Acute poisoning: Acute poisoning is exposure to a poison during a short period of time or on one occasion. Symptoms typically develop in soon after exposure. Absorbing a poison is necessary for systemic poisoning. In contrast, substances that destroy tissue but are not absorbed, such as lye, are corrosives rather than poisons. Please note that many household medications are not labeled with a skull and crossbones but can cause severe illness or death. In the medical sense, poisoning can be caused by far less dangerous substances than those receiving a legal classification of poison.

Chronic poisoning: Chronic poisoning is a continuous or long-term repeated exposure to a poison where the symptoms do not occur immediately after each exposure. The individual gradually becomes ill after a long period of time. Chronic poisoning most commonly occurs following exposure to poisons that are biomagnified or that bio-accumulate such as lead, mercury, and gadolinium.

Murder by Poison: The majority of people who die from poisoning do so accidentally. As a mode of homicide poisoning, compared to knives or guns, is rare. According to the FBI out of 187,500 homicides committed from 1991 to 2001, only 356 involved poisoning. During the period 2001 to 2007, the figure rose to 529. Toxicologists believe that homicidal poisoning is much more common than statistics suggest. For example, in 2003, 27,438 people died of poison. While only 64 of these deaths were ruled as a homicide, 3,568 were listed as undetermined. Which means pathologists considered these poisoning deaths as suspicious.

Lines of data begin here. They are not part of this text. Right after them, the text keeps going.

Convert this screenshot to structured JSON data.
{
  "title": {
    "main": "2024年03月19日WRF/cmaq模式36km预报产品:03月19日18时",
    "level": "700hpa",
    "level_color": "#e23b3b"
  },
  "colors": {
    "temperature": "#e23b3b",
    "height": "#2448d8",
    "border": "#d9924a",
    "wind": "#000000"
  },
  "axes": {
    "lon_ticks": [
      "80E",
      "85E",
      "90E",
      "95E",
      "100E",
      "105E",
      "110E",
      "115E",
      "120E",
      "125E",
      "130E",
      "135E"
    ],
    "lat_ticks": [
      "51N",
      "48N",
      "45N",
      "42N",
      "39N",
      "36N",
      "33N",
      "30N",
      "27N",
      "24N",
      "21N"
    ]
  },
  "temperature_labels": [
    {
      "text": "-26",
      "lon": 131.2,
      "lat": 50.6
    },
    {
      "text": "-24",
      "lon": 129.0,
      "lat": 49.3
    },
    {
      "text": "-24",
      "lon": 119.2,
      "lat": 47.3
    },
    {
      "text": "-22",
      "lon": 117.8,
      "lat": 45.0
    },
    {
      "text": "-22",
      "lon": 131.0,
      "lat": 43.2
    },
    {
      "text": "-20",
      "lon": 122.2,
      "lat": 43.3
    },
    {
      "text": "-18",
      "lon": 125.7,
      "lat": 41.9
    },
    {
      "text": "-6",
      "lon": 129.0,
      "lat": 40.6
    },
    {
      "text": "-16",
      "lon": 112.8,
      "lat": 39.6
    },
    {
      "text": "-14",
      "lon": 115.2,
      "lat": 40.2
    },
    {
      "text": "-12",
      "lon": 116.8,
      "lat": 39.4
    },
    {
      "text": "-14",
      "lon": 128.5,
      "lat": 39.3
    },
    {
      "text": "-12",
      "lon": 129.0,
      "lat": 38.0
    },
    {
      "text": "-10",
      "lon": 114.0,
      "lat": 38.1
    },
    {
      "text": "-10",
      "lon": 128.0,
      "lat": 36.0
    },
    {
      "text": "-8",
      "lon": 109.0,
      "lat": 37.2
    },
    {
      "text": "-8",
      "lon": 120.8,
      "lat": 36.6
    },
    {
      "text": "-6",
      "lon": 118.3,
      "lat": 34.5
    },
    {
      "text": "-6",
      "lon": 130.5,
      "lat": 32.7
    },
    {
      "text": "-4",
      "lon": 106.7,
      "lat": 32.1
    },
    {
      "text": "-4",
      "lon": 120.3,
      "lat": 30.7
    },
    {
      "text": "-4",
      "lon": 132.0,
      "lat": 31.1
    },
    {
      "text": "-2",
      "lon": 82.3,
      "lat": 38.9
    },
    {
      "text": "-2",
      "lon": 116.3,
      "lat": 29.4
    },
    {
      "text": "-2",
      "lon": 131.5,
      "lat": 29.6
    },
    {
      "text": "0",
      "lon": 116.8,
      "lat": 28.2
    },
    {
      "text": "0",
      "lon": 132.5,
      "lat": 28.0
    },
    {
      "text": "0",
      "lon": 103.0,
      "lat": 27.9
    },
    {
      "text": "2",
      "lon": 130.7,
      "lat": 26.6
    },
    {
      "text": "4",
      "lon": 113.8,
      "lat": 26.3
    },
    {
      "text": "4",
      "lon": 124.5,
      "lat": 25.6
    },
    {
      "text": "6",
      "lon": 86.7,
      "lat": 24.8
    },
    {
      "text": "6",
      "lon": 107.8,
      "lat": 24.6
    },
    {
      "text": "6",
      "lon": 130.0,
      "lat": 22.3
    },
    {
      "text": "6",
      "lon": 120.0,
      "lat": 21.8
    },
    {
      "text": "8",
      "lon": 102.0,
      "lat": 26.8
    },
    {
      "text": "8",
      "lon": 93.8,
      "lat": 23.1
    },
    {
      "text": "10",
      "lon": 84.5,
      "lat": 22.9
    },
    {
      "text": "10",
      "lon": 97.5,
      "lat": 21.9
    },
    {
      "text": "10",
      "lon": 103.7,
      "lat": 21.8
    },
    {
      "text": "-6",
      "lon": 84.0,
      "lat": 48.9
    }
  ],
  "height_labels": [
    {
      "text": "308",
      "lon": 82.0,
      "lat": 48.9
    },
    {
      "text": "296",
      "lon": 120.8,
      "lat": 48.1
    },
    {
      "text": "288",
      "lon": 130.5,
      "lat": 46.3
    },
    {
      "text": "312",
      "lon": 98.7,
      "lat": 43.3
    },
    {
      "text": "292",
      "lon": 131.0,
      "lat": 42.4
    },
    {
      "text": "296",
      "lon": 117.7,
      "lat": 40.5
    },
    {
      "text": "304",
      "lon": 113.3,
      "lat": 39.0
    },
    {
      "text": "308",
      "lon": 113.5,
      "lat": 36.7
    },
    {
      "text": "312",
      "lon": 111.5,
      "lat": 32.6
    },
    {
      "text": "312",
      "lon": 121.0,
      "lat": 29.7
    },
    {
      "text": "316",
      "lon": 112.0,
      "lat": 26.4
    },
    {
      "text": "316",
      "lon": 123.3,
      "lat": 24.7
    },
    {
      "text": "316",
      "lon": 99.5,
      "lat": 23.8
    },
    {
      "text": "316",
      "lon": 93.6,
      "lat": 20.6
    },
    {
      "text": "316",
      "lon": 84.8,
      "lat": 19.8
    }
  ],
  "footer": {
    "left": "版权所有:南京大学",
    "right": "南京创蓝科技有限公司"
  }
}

Nobody can actually tell how many people are really being murdered by poison because most of the deaths are classified as natural fatalities. In most cases, there are no clear signs of homicide. There are no stab wounds, cuts, bruises, or bullet holes that signify that these deaths were not completely natural. In most instances, because the deaths were not considered suspicious, no autopsy is conducted. These victims are cremated, embalmed, or buried. Periodically, suspicions arise when an estranged family member receives an enormous life insurance check and a week later leaves town. Revenge, frustration, hate, money, greed, sex, jealousy, property disputes, personal vendettas, will conflicts, narcotics/drugs, and the urge to protect others are all common motives for murder by poisoning, but motive isn’t evidence. The evidence of a murder by poisoning, is the poison. If the poison/toxic substance is not identified and detected during an autopsy, the murderer will get away with murder.

Poison is seldom detected when a standard autopsy is performed by a hospital pathologists. This is because a hospital pathologist is not thinking homicide and not looking for signs of poisoning. Unless a distinct poison is suspected the chance of discovery is unlikely. Common poisons used in homicides include arsenic, cadmium, chromium, lead, morphine, and Demerol.